Andrei Ishchenko, communist candidate of the governor election in Primorye region, centre, attends a protest rally with his supporters in Vladivostok, Russia's Far East, Monday, Sept. 17, 2018. Ishchenko said on Monday he is starting a hunger strike over alleged irregularities in a gubernatorial race. (AP Photo/Alexander Khitrov)

MOSCOW (AP) — A candidate in Russia’s Far East said on Monday he is starting a hunger strike over alleged irregularities in a gubernatorial race.

With 95 percent of the ballots counted, Andrei Ishchenko of the Communist Party had a 5 percent lead over the candidate from a pro-Kremlin party in Sunday’s runoff vote for governor of the Primorye region. But election officials reported a few hours later that, with all the votes counted, the Kremlin party’s candidate was on top.

In a video message posted on his Facebook page early Monday, Ishchenko accused election authorities of rigging the results and said he would start a hunger strike in protest.

Ishchenko called on his supporters to join him and to hold protests in the Pacific port of Vladivostok.

The upheaval in Vladivostok comes less than a week after President Vladimir Putin hosted the leaders of China, Japan and South Korea there at a major economic conference.

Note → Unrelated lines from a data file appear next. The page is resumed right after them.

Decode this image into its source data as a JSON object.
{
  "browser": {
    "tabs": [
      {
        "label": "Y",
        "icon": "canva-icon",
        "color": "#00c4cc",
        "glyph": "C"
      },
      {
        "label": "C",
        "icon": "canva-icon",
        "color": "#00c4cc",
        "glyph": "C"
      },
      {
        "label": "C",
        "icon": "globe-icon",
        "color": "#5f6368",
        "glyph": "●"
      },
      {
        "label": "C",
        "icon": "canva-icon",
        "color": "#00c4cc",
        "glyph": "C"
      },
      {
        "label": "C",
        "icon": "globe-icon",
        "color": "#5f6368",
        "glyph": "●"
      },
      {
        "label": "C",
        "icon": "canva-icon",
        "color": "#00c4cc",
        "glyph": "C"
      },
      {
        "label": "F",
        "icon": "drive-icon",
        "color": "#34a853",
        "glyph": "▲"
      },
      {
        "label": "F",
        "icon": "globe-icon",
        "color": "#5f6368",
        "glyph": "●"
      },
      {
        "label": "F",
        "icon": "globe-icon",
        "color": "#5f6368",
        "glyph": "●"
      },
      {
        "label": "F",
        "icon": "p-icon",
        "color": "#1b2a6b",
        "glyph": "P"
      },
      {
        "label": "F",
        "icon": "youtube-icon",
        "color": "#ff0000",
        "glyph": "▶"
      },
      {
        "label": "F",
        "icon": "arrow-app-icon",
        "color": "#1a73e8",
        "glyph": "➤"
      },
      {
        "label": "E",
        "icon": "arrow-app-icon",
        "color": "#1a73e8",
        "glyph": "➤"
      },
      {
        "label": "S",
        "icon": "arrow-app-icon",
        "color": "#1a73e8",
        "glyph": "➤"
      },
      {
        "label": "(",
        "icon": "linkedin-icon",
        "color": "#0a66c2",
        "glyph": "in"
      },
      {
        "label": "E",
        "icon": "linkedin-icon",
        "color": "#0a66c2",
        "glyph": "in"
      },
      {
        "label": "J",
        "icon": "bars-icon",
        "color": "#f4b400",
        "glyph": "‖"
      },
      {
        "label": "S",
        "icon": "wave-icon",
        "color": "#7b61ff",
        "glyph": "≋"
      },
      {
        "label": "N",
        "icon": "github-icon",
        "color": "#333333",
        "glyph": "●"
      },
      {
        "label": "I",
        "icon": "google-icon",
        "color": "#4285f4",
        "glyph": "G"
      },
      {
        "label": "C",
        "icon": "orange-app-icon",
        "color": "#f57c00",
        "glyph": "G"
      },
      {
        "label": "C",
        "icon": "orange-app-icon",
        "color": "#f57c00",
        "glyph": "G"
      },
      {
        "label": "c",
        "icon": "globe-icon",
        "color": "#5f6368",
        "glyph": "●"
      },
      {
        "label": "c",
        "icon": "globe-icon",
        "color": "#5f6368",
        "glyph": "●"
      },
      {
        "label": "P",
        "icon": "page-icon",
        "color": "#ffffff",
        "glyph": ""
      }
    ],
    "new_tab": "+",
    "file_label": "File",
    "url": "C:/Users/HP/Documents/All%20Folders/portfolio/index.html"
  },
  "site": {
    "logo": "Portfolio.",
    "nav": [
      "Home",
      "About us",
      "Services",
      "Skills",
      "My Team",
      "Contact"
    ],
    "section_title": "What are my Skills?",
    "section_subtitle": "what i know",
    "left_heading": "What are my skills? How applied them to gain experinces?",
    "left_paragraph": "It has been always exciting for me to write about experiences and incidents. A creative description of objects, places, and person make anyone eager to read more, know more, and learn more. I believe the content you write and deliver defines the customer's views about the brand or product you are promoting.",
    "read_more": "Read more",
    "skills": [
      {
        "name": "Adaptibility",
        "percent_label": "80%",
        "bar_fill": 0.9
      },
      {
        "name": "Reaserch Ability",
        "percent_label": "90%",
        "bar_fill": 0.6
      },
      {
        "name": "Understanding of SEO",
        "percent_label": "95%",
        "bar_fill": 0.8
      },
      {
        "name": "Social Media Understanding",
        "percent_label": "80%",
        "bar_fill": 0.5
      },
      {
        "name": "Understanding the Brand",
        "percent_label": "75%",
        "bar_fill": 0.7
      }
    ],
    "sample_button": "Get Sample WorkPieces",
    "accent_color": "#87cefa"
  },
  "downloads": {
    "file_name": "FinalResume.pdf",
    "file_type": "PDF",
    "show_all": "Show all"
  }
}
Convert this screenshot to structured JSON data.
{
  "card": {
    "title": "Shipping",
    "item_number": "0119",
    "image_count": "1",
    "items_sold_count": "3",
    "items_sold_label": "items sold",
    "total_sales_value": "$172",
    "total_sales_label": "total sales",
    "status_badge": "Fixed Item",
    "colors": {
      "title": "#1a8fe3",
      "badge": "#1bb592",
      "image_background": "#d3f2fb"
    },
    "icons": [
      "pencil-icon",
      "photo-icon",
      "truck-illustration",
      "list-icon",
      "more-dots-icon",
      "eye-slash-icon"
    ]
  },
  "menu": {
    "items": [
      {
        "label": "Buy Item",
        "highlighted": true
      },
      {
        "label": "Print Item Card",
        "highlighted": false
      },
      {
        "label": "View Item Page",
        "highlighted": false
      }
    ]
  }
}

Putin also met with the Kremlin candidate, Andrei Tarasenko, ahead of the runoff and told him, according to the transcript on the Kremlin website, that “everything is going to be fine.”

Speaking Monday to his supporters outside the headquarters of the regional administration, Ishchenko said he had “no right to back down” and that he’ll be spending the night there until the election results are annulled.

Allies of opposition leader Alexei Navalny in Vladivostok called on their supporters to join the protest.

About 1,000 people were rallying early Monday evening in support of Ishchenko.

Ella Pamfilova, chairwoman of the Russian Election Commission, told Russian news agencies on Monday that election authorities will be considering all complaints before official results are announced later this week.

Ishchenko said his proxies who monitored the vote count in several towns and cities have copies of the vote count protocols that differ from the results announced by local election officials.